Validating the data before it passes to different components in our system makes the whole system more reliable and reduces risk for new or updated clients interacting with this server.
Finally, validating the JSON input before it is processed by the server can prevent corrupted data from making the server vulnerable. In addition, the same is true for responses. Validating the server response JSON can help prevent data leakage if the Schema is constrained correctly.
Documentation
The annotations that JSON Schema provides can be used to generate documentation and it is another of the most common uses of the specification especially in OpenAPI. Below is a snippet of the JSON Schema for the JSON file presented earlier in this post.
{
"$id": "https://example.com"
"$schema": "https://json-schema.org/draft-07/schema#"
"title": "Person",
"type": "object",
"properties": {
"firstName" {
"type": "string",
"description": "The person's first name."
},
"lastName" {
"type": "string",
"description": "The person's last name."
},
"isAlive" {
"type": boolean,
"description": "A true or false answer to the question of whether the person is living or deceased."
}
"age" {
"type": integer,
"description": "Age in years which must be greater than or equal to zero.",
"minimum": 0
},
},
}
API Design
In modern enterprises applications and services receive data from many sources. Using JSON Schema can ensure that integrations are reliable and predictable as it creates a sort of contract that can be used by teams other that yours that the data they will receive is in the format expected and agreed on. Comparing this to legal contracts, business partners might have conversations about collaborating, but before either side will take action they create a contract specifying all the details of their interactions to ensure that there is agreement on the structure and terms of their collaboration. JSON Schema developed in the design phase creates a contract between systems and services that ensure the data structure and format expected is the structure and format is what will be delivered. The value of this step can’t be understated as it makes our systems and therefore business more predictable. This step is more complicated than presented here, but we can cover it more fully in a future post.
Automated Testing
Testing differs from validation because it asserts that two systems are able to communicate by agreeing on what interactions can be sent between them and providing concrete examples to test the agreed behaviour (how deep these tests go may be the subject of a separate post). For exanple, contract testing goes beyond schema testing, requiring both parties to come to a consensus on the allowed set of interactions allowing evolution over time.
Summary
JSON Schema is a powerful tool ensuring the integrity of design and development through its use in validating the data that is exchanged between our applications, systems and services. Beyond validation it is used to generate accurate and complete documentation of our APIs and testing those APIs. JSON Schema improves user experience and the security of the data passing through systems and connecting services.

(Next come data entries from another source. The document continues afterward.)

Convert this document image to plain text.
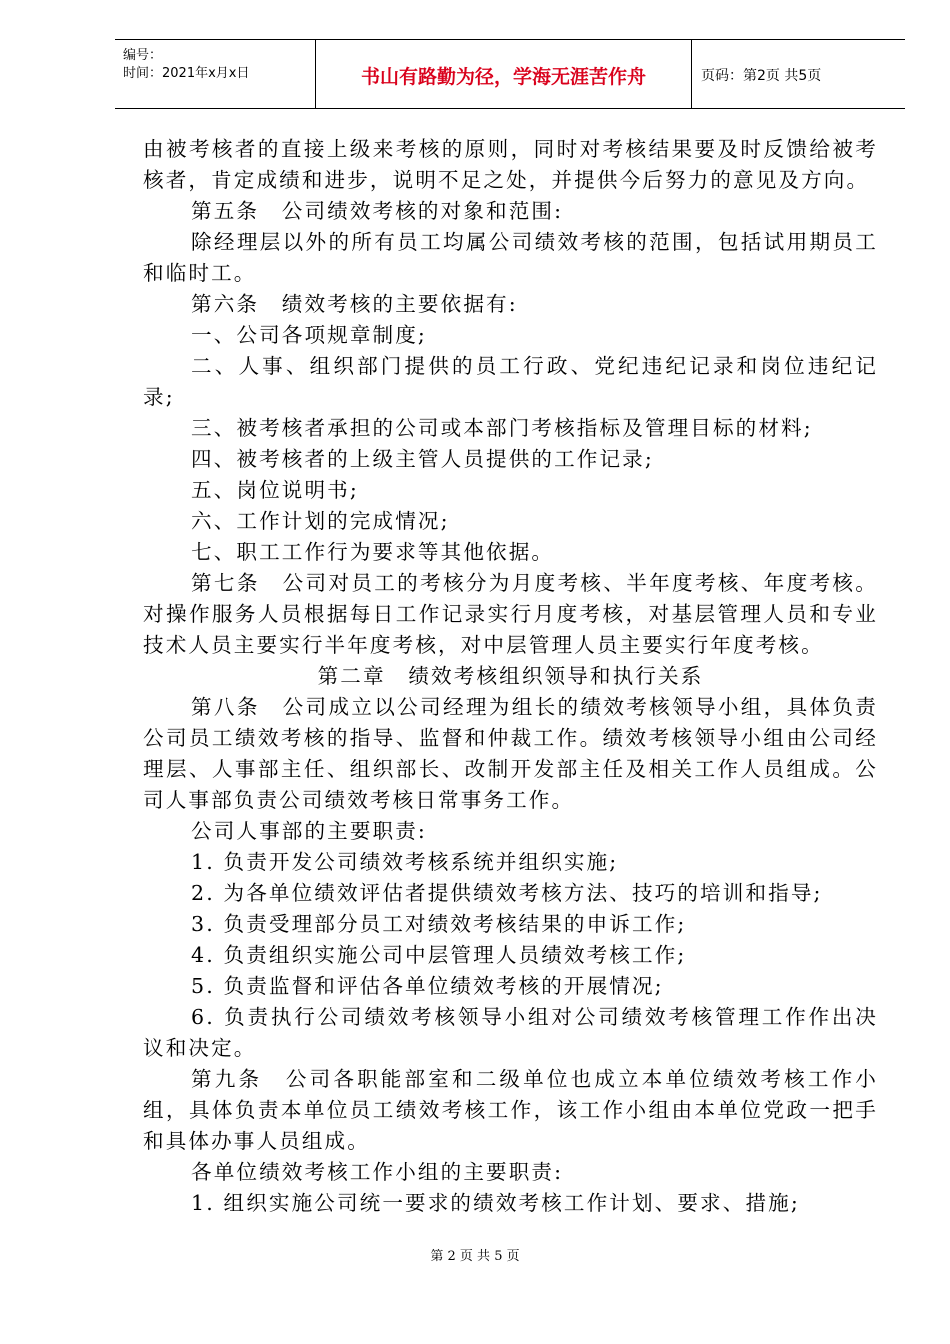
编号：
时间：2021年x月x日	书山有路勤为径，学海无涯苦作舟	页码：第2页 共5页

由被考核者的直接上级来考核的原则，同时对考核结果要及时反馈给被考核者，肯定成绩和进步，说明不足之处，并提供今后努力的意见及方向。

第五条　公司绩效考核的对象和范围:

除经理层以外的所有员工均属公司绩效考核的范围，包括试用期员工和临时工。

第六条　绩效考核的主要依据有:

一、公司各项规章制度;

二、人事、组织部门提供的员工行政、党纪违纪记录和岗位违纪记录;

三、被考核者承担的公司或本部门考核指标及管理目标的材料;

四、被考核者的上级主管人员提供的工作记录;

五、岗位说明书;

六、工作计划的完成情况;

七、职工工作行为要求等其他依据。

第七条　公司对员工的考核分为月度考核、半年度考核、年度考核。对操作服务人员根据每日工作记录实行月度考核，对基层管理人员和专业技术人员主要实行半年度考核，对中层管理人员主要实行年度考核。

第二章　绩效考核组织领导和执行关系

第八条　公司成立以公司经理为组长的绩效考核领导小组，具体负责公司员工绩效考核的指导、监督和仲裁工作。绩效考核领导小组由公司经理层、人事部主任、组织部长、改制开发部主任及相关工作人员组成。公司人事部负责公司绩效考核日常事务工作。

公司人事部的主要职责:

1. 负责开发公司绩效考核系统并组织实施;

2. 为各单位绩效评估者提供绩效考核方法、技巧的培训和指导;

3. 负责受理部分员工对绩效考核结果的申诉工作;

4. 负责组织实施公司中层管理人员绩效考核工作;

5. 负责监督和评估各单位绩效考核的开展情况;

6. 负责执行公司绩效考核领导小组对公司绩效考核管理工作作出决议和决定。

第九条　公司各职能部室和二级单位也成立本单位绩效考核工作小组，具体负责本单位员工绩效考核工作，该工作小组由本单位党政一把手和具体办事人员组成。

各单位绩效考核工作小组的主要职责:

1. 组织实施公司统一要求的绩效考核工作计划、要求、措施;

第 2 页 共 5 页
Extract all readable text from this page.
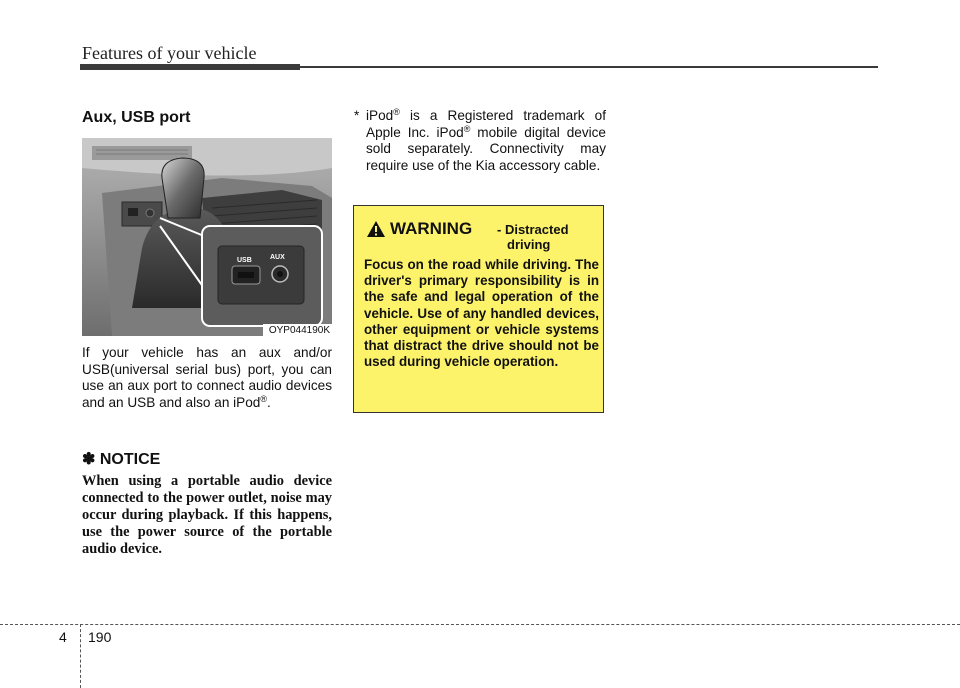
Features of your vehicle
Aux, USB port
USB	AUX
OYP044190K
If your vehicle has an aux and/or USB(universal serial bus) port, you can use an aux port to connect audio devices and an USB and also an iPod®.
✽ NOTICE
When using a portable audio device connected to the power outlet, noise may occur during playback. If this happens, use the power source of the portable audio device.
* iPod® is a Registered trademark of Apple Inc. iPod® mobile digital device sold separately. Connectivity may require use of the Kia accessory cable.
WARNING - Distracted
driving
Focus on the road while driving. The driver's primary responsibility is in the safe and legal operation of the vehicle. Use of any handled devices, other equipment or vehicle systems that distract the drive should not be used during vehicle operation.
4 190
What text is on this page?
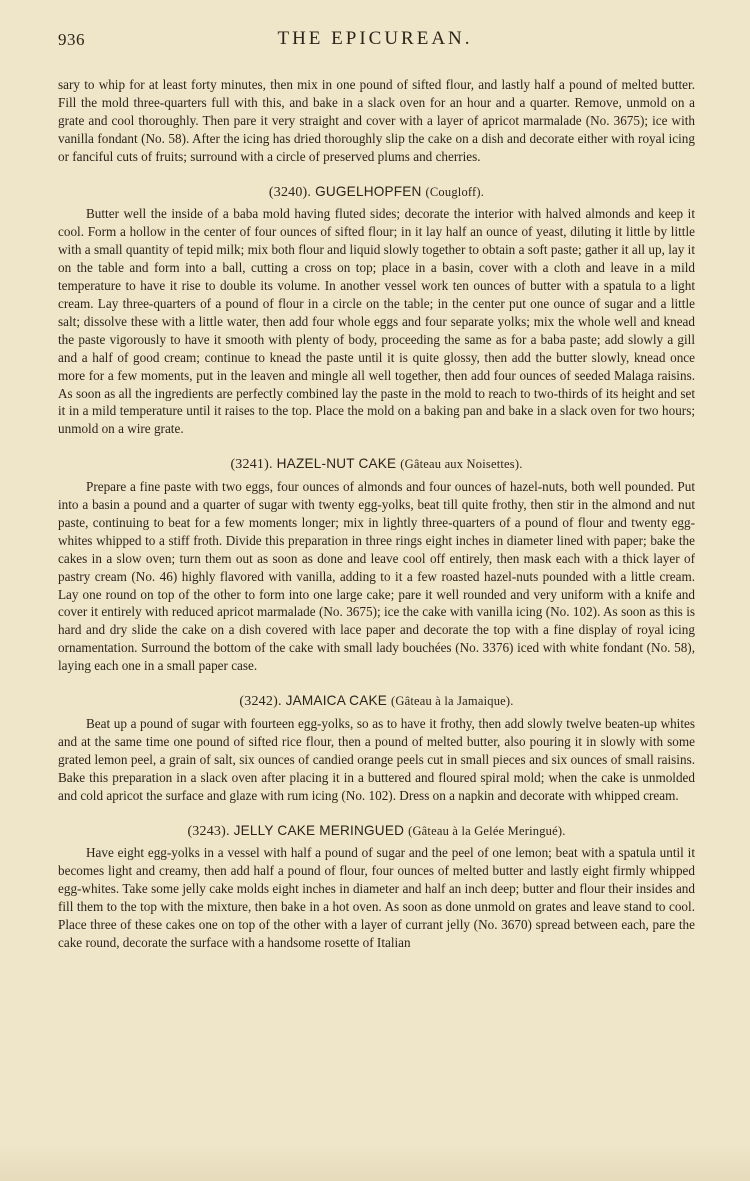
936	THE EPICUREAN.

sary to whip for at least forty minutes, then mix in one pound of sifted flour, and lastly half a pound of melted butter. Fill the mold three-quarters full with this, and bake in a slack oven for an hour and a quarter. Remove, unmold on a grate and cool thoroughly. Then pare it very straight and cover with a layer of apricot marmalade (No. 3675); ice with vanilla fondant (No. 58). After the icing has dried thoroughly slip the cake on a dish and decorate either with royal icing or fanciful cuts of fruits; surround with a circle of preserved plums and cherries.

(3240). GUGELHOPFEN (Cougloff).

Butter well the inside of a baba mold having fluted sides; decorate the interior with halved almonds and keep it cool. Form a hollow in the center of four ounces of sifted flour; in it lay half an ounce of yeast, diluting it little by little with a small quantity of tepid milk; mix both flour and liquid slowly together to obtain a soft paste; gather it all up, lay it on the table and form into a ball, cutting a cross on top; place in a basin, cover with a cloth and leave in a mild temperature to have it rise to double its volume. In another vessel work ten ounces of butter with a spatula to a light cream. Lay three-quarters of a pound of flour in a circle on the table; in the center put one ounce of sugar and a little salt; dissolve these with a little water, then add four whole eggs and four separate yolks; mix the whole well and knead the paste vigorously to have it smooth with plenty of body, proceeding the same as for a baba paste; add slowly a gill and a half of good cream; continue to knead the paste until it is quite glossy, then add the butter slowly, knead once more for a few moments, put in the leaven and mingle all well together, then add four ounces of seeded Malaga raisins. As soon as all the ingredients are perfectly combined lay the paste in the mold to reach to two-thirds of its height and set it in a mild temperature until it raises to the top. Place the mold on a baking pan and bake in a slack oven for two hours; unmold on a wire grate.

(3241). HAZEL-NUT CAKE (Gâteau aux Noisettes).

Prepare a fine paste with two eggs, four ounces of almonds and four ounces of hazel-nuts, both well pounded. Put into a basin a pound and a quarter of sugar with twenty egg-yolks, beat till quite frothy, then stir in the almond and nut paste, continuing to beat for a few moments longer; mix in lightly three-quarters of a pound of flour and twenty egg-whites whipped to a stiff froth. Divide this preparation in three rings eight inches in diameter lined with paper; bake the cakes in a slow oven; turn them out as soon as done and leave cool off entirely, then mask each with a thick layer of pastry cream (No. 46) highly flavored with vanilla, adding to it a few roasted hazel-nuts pounded with a little cream. Lay one round on top of the other to form into one large cake; pare it well rounded and very uniform with a knife and cover it entirely with reduced apricot marmalade (No. 3675); ice the cake with vanilla icing (No. 102). As soon as this is hard and dry slide the cake on a dish covered with lace paper and decorate the top with a fine display of royal icing ornamentation. Surround the bottom of the cake with small lady bouchées (No. 3376) iced with white fondant (No. 58), laying each one in a small paper case.

(3242). JAMAICA CAKE (Gâteau à la Jamaique).

Beat up a pound of sugar with fourteen egg-yolks, so as to have it frothy, then add slowly twelve beaten-up whites and at the same time one pound of sifted rice flour, then a pound of melted butter, also pouring it in slowly with some grated lemon peel, a grain of salt, six ounces of candied orange peels cut in small pieces and six ounces of small raisins. Bake this preparation in a slack oven after placing it in a buttered and floured spiral mold; when the cake is unmolded and cold apricot the surface and glaze with rum icing (No. 102). Dress on a napkin and decorate with whipped cream.

(3243). JELLY CAKE MERINGUED (Gâteau à la Gelée Meringué).

Have eight egg-yolks in a vessel with half a pound of sugar and the peel of one lemon; beat with a spatula until it becomes light and creamy, then add half a pound of flour, four ounces of melted butter and lastly eight firmly whipped egg-whites. Take some jelly cake molds eight inches in diameter and half an inch deep; butter and flour their insides and fill them to the top with the mixture, then bake in a hot oven. As soon as done unmold on grates and leave stand to cool. Place three of these cakes one on top of the other with a layer of currant jelly (No. 3670) spread between each, pare the cake round, decorate the surface with a handsome rosette of Italian
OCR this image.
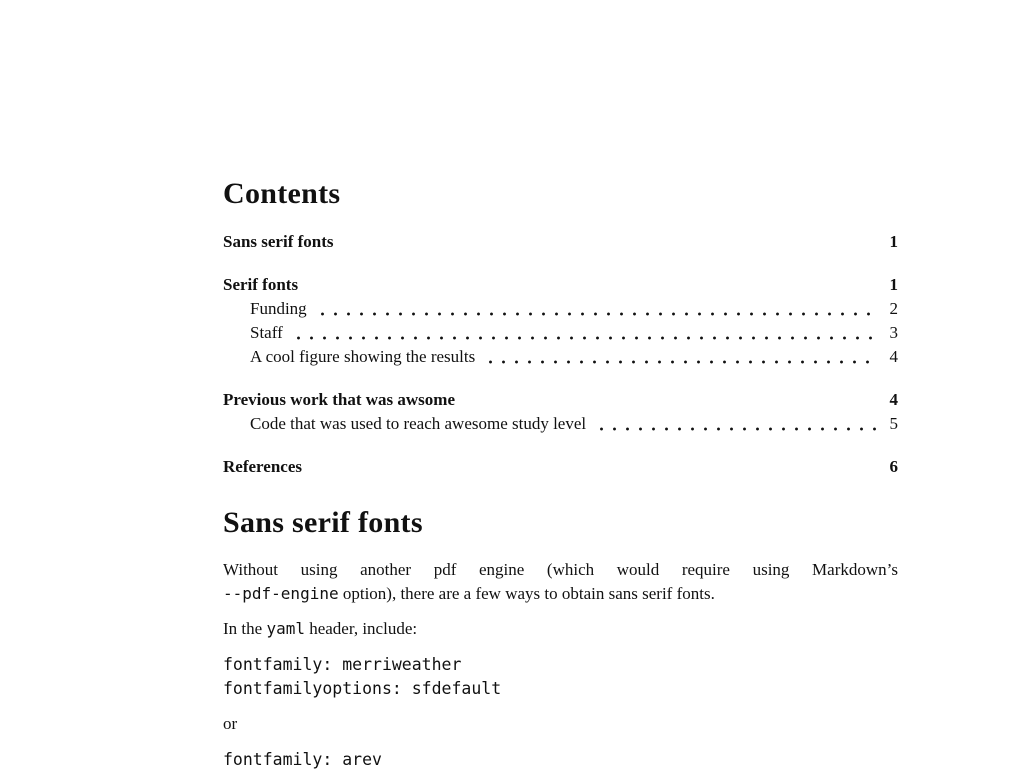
Contents
Sans serif fonts	1
Serif fonts	1
Funding	2
Staff	3
A cool figure showing the results	4
Previous work that was awsome	4
Code that was used to reach awesome study level	5
References	6
Sans serif fonts

Without using another pdf engine (which would require using Markdown’s
--pdf-engine option), there are a few ways to obtain sans serif fonts.

In the yaml header, include:

fontfamily: merriweather
fontfamilyoptions: sfdefault

or

fontfamily: arev
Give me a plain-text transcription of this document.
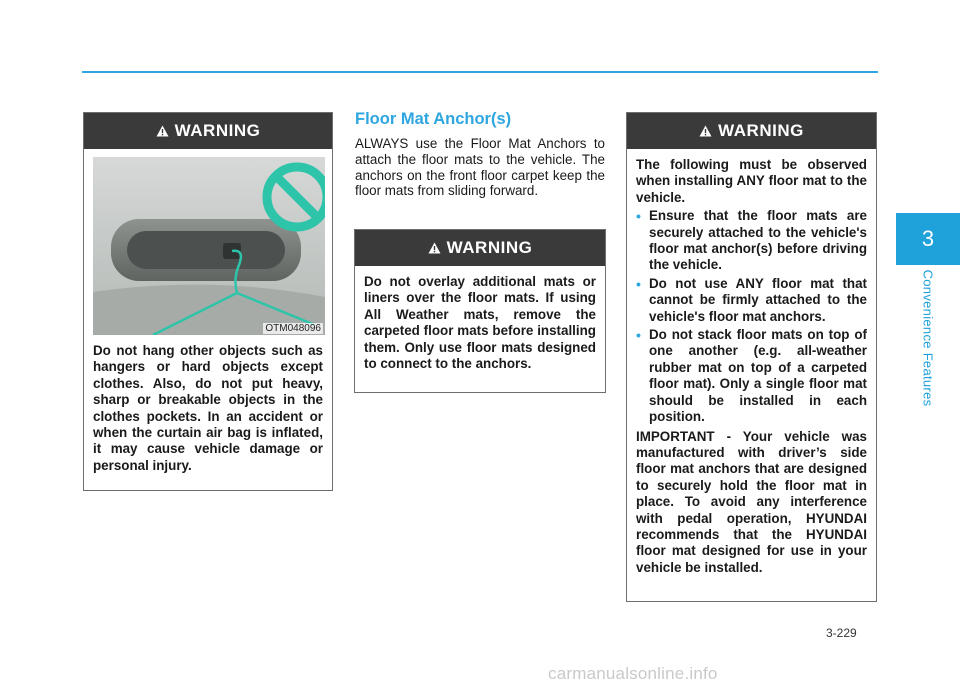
3
Convenience Features
WARNING
OTM048096

Do not hang other objects such as hangers or hard objects except clothes. Also, do not put heavy, sharp or breakable objects in the clothes pockets. In an accident or when the curtain air bag is inflated, it may cause vehicle damage or personal injury.

Floor Mat Anchor(s)
ALWAYS use the Floor Mat Anchors to attach the floor mats to the vehicle. The anchors on the front floor carpet keep the floor mats from sliding forward.
WARNING

Do not overlay additional mats or liners over the floor mats. If using All Weather mats, remove the carpeted floor mats before installing them. Only use floor mats designed to connect to the anchors.

WARNING

The following must be observed when installing ANY floor mat to the vehicle.

• Ensure that the floor mats are securely attached to the vehicle's floor mat anchor(s) before driving the vehicle.
• Do not use ANY floor mat that cannot be firmly attached to the vehicle's floor mat anchors.
• Do not stack floor mats on top of one another (e.g. all-weather rubber mat on top of a carpeted floor mat). Only a single floor mat should be installed in each position.

IMPORTANT - Your vehicle was manufactured with driver’s side floor mat anchors that are designed to securely hold the floor mat in place. To avoid any interference with pedal operation, HYUNDAI recommends that the HYUNDAI floor mat designed for use in your vehicle be installed.

3-229
carmanualsonline.info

Details of the expanse of tooling available for JSON Schema makes it the go to choice for creating the contracts that improve systems reliably. And the language independence of JSON Schema makes possible its implementation in most modern programming languages. Again, a topic to explore in an intermediate level post.
Finally the purpose of JSON Schema is validating the data before it passes to different components in our system which makes the whole system reliable and reduces risk for new or updated clients interacting with this server.